Unamuno dijo: "¡que inventen ellos!" —refiriéndose sin duda a los anglosajones y germanos— y ellos han inventado prácticamente todo, no sólo en el campo de las tecnologías, en el que no podemos dar un paso sin depender de una herramienta creada y desarrollada en el ámbito de una cultura que no nos pertenece, sino también de las ciencias puras, de las ciencias naturales, de las ciencias sociales… en todas las disciplinas humanísticas. Nosotros, entre tanto, nos dedicamos a traducir, somos culturalmente importadores. Con excepción de unas pocas obras de ficción que logran pasar al inglés y a otros idiomas, casi todo lo demás corre en dirección contraria.
Agresiones internas y externas
Lejos, pues, de crecer de manera orgánica, el español se contamina al tiempo que se enfrenta a agresiones internas y externas. De las primeras da sobrada fe la preponderancia que han ido adquiriendo en España las lenguas o dialectos provinciales (el catalán, el gallego, el vasco, incluso el valenciano, que no es otra cosa que un catalán pervertido).

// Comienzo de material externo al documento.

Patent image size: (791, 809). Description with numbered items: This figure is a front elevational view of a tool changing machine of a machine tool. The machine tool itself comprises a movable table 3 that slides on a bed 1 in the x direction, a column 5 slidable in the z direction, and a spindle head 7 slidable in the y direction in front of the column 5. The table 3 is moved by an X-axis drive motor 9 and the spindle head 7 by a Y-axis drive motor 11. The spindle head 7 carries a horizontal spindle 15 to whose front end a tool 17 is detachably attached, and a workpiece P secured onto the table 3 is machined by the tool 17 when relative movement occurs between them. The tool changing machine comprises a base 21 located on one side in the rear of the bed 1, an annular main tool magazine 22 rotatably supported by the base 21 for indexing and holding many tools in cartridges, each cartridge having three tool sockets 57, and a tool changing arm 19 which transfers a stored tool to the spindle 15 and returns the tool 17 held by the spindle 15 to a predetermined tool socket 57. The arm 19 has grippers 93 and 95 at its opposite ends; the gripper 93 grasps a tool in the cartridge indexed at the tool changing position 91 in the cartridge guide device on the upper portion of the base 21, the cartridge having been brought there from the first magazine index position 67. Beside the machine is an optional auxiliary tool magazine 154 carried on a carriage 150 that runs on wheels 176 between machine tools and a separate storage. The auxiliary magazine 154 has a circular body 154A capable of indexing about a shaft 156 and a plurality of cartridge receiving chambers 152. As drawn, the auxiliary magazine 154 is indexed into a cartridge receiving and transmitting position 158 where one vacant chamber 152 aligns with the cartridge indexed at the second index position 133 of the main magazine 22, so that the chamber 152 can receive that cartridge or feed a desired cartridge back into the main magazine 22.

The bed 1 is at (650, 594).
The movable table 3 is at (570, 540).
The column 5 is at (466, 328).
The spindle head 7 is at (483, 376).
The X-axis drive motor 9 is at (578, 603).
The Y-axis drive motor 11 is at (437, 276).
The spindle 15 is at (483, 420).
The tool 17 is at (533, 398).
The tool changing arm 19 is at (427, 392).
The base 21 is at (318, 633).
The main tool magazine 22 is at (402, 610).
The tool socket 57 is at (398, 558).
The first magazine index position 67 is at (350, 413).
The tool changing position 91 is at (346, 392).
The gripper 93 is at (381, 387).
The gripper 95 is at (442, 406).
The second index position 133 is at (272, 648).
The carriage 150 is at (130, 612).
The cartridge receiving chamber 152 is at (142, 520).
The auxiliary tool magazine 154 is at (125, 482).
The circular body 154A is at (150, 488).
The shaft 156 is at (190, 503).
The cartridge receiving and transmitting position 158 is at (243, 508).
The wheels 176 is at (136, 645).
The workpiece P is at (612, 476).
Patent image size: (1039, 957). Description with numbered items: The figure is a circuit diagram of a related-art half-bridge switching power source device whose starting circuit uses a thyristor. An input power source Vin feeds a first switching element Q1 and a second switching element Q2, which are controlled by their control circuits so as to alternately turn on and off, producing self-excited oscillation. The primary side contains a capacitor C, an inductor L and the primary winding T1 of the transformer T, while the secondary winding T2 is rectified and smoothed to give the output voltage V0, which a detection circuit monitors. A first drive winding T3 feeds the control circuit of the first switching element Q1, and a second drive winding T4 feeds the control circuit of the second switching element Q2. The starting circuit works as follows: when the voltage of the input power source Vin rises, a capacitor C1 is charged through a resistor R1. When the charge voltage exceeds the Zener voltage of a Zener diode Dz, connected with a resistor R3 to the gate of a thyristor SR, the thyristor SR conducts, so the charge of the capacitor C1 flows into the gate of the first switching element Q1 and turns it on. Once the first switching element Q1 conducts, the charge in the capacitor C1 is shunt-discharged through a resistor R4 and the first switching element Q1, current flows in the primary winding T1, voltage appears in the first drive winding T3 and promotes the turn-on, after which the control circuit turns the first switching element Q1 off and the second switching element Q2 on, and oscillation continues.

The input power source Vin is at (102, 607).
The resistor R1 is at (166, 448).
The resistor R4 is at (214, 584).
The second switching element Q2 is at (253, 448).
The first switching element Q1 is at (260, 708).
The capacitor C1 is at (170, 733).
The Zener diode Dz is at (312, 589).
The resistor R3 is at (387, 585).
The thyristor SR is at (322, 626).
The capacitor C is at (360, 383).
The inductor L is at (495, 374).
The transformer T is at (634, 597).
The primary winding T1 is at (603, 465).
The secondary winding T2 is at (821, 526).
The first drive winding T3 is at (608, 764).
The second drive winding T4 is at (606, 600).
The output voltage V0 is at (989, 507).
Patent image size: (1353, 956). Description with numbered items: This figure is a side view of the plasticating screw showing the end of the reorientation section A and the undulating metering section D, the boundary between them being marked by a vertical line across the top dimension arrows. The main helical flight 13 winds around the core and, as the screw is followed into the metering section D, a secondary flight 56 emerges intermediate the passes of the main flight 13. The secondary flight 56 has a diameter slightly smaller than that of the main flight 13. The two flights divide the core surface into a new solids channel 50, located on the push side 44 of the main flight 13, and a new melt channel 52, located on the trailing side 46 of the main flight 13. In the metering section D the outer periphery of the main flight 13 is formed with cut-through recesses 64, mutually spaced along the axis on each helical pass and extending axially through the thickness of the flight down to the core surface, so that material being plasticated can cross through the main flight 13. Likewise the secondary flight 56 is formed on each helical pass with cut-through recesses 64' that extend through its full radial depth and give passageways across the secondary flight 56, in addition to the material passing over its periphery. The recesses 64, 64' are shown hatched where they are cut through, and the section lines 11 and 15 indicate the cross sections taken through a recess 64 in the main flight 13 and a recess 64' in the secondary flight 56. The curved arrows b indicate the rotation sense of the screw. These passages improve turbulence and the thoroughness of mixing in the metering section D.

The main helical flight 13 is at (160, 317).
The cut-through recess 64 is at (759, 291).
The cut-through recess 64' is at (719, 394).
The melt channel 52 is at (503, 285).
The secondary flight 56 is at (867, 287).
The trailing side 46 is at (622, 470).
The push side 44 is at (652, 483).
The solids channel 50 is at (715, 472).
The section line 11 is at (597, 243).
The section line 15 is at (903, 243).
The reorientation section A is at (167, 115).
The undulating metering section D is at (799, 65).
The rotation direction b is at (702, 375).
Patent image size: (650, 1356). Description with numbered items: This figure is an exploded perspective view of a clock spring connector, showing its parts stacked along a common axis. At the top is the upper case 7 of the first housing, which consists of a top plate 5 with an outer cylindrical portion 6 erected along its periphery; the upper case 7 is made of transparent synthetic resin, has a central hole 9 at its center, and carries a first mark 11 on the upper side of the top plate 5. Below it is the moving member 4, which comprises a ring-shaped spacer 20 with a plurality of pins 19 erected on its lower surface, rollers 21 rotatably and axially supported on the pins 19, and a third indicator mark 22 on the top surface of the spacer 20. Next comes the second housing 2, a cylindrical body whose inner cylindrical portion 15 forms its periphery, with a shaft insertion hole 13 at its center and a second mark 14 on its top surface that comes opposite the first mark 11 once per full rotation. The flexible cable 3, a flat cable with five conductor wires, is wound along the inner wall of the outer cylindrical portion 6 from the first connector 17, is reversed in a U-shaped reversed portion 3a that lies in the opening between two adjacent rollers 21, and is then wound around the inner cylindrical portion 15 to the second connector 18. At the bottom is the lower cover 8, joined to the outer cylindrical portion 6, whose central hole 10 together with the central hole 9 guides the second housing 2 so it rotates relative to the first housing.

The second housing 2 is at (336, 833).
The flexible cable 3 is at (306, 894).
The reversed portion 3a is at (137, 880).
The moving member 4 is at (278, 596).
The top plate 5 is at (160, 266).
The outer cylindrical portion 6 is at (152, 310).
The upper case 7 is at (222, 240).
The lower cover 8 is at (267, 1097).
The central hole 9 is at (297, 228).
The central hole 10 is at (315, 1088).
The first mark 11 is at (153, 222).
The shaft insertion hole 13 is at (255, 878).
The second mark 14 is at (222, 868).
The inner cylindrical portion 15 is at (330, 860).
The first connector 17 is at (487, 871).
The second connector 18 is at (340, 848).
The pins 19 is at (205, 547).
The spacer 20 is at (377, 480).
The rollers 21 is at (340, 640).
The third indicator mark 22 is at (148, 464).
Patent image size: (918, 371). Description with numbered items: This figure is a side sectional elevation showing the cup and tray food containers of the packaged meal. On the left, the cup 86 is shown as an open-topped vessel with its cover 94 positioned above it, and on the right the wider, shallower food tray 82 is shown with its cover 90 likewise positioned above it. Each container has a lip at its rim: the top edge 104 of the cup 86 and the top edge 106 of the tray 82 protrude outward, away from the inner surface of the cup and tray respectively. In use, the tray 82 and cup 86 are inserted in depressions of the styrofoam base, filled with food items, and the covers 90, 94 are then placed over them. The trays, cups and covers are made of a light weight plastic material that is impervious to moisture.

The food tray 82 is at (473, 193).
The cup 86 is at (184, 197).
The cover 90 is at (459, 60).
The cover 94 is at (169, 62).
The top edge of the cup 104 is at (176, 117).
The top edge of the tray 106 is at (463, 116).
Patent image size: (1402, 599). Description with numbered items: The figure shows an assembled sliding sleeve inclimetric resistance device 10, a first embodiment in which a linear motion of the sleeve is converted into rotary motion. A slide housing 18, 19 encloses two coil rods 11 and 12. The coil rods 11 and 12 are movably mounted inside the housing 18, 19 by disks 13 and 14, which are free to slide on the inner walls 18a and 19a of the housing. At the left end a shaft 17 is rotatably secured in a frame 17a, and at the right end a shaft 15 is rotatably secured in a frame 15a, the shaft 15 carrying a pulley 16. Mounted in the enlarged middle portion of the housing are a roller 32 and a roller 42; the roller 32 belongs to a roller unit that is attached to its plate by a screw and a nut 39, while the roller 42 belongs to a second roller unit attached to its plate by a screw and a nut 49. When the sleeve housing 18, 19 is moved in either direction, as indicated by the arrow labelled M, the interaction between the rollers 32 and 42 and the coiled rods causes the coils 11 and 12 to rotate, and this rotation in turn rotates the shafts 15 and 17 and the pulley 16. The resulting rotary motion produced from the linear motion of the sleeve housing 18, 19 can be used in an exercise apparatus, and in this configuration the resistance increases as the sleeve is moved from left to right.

El auge reciente de estos nacionalismos se ha logrado a costa de la hispanidad y de su instrumento de comunicación: el castellano. Lo mismo puede decirse —aunque de manera menos enfática— de las lenguas indígenas de América que empiezan a reclamar una vigencia que, necesariamente, reduce el espacio del español.
De lo segundo (la agresión externa) se da en todo el mundo hispanohablante frente a la fuerza de otras lenguas europeas y particularmente del inglés, convertido ya en el vehículo de la globalización; pero resalta en el encuentro que se produce a diario entre el español y el inglés en Estados Unidos como consecuencia del continuo crecimiento de la población de habla hispana. El resultado es el fenómeno al que llamamos spanglish, que otros aplaudirán como un signo de vigor, pero que a mí me parece el resultado de una lamentable carencia, que se acentúa dada la condición de analfabetismo o semianalfabetismo de la mayoría de los que llegan aquí provenientes de nuestros países.
El producto de la cultura en español podría reducirse, luego, a la literatura, de cuya vitalidad dan fe las docenas, si no los centenares, de títulos que aparecen anualmente en nuestras librerías. Sin embargo, un examen más detenido de estas obras nos pondría en contacto con una caterva de literatura de desecho (incluidos muchos de los receptores de los premios literarios más prestigiosos), así como con la vigencia —casi siempre paródica— del barroco, esa antigua enfermedad del español que denota sobre todo un arraigado provincianismo, aun entre los autores de mayor nombre.
De momento, parecería que tenemos que resignarnos a nuestra condición de cultura subalterna. Los que inventaron y siguen inventando nos sacan tan buen trecho de ventaja que no puedo imaginar qué prodigio —o qué catástrofe— tendría que ocurrir para que la hispanidad se convirtiera en un centro primario de producción cultural que se reflejara orgánicamente en nuestro idioma.